What we missed at first: - The 100 ms buffer flush was not jittered across replicas. At minute boundaries (when downstream Kafka rebalanced), all 6 replicas tried to flush within a few ms. We added 10 ms of jitter. - The 5 min refresh was synchronized across replicas (deployed at same time, same hash). We added per-replica identity to the hash. - The metrics flush was synchronized with the Prometheus scrape interval (15 s) by coincidence; sometimes scrapes saw stale data. We changed the flush interval to 7 s (coprime with 15 s).

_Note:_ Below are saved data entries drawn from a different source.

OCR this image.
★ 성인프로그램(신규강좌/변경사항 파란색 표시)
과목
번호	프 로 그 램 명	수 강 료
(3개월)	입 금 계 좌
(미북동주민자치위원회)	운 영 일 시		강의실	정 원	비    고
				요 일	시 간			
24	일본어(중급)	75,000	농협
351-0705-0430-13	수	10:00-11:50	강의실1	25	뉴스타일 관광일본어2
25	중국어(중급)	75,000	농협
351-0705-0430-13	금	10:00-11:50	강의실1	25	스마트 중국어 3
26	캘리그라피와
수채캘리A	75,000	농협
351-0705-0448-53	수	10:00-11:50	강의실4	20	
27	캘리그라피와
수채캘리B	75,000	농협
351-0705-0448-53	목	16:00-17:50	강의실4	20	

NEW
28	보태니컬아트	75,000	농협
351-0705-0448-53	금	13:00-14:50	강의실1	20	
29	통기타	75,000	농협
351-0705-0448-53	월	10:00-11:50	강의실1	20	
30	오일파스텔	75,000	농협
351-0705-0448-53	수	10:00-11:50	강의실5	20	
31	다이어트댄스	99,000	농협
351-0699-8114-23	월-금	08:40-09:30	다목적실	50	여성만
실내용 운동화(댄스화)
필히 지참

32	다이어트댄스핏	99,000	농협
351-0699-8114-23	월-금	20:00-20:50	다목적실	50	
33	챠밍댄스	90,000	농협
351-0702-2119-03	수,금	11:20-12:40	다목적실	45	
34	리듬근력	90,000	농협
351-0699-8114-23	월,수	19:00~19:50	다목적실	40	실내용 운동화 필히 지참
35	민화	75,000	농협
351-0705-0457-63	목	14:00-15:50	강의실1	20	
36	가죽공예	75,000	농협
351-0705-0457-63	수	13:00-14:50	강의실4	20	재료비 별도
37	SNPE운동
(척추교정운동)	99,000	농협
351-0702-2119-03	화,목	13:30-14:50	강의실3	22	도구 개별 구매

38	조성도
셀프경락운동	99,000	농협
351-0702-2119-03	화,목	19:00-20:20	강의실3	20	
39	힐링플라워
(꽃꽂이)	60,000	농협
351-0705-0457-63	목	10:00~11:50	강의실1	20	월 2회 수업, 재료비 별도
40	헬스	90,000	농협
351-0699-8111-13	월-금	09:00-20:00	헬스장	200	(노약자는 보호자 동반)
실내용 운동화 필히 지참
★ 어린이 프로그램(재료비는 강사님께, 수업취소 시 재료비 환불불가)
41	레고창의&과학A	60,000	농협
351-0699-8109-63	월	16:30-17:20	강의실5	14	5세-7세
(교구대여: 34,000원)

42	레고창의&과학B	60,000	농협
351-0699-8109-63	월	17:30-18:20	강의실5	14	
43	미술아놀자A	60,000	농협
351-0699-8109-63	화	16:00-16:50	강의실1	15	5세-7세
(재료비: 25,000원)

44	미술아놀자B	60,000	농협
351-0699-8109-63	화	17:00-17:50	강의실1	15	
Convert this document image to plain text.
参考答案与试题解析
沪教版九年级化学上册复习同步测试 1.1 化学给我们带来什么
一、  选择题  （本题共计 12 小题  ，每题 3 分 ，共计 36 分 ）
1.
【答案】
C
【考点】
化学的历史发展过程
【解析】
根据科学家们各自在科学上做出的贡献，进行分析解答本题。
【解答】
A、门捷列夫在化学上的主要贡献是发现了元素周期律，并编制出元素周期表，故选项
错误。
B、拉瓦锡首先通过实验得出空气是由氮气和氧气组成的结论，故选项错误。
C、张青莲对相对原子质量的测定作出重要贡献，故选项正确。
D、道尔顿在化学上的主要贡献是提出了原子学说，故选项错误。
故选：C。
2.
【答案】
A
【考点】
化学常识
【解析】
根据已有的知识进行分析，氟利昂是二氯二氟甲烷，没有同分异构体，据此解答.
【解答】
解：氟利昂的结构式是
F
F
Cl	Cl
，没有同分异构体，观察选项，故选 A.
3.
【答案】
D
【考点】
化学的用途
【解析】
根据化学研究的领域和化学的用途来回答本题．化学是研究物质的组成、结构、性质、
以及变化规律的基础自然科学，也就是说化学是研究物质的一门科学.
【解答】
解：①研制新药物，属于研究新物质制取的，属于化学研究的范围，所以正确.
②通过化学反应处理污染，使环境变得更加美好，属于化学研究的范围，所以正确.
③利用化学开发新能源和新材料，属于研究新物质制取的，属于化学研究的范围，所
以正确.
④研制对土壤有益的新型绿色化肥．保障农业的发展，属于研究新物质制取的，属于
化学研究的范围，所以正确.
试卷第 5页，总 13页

After: pipeline ran for 18 months without a ticker-related incident. Memory stable; CPU stable; throughput stable.

The lesson: a thoughtful ticker discipline scales. Sloppy ticker code is a recipe for periodic, hard-to-debug failures. The patterns in this document are how we got from "tickers are scary" to "tickers are invisible."


Closing thoughts

time.Ticker is a small API and a deep topic. The semantics interact with the Go runtime's scheduler, the OS's timer subsystem, the network's latency distribution, the operating fleet's coordination patterns. Each invariant — channel of one, monotonic clock, runtime delivery — has implications a level or two removed from where you write time.NewTicker.

The patterns in this document are not exhaustive. New tickers, new failure modes, new fixes appear regularly. The discipline is to recognize: a ticker is a commitment. Commitments must be measured, bounded, and abandoned gracefully. The code that does this looks boring. Boring is what you want at 3 AM.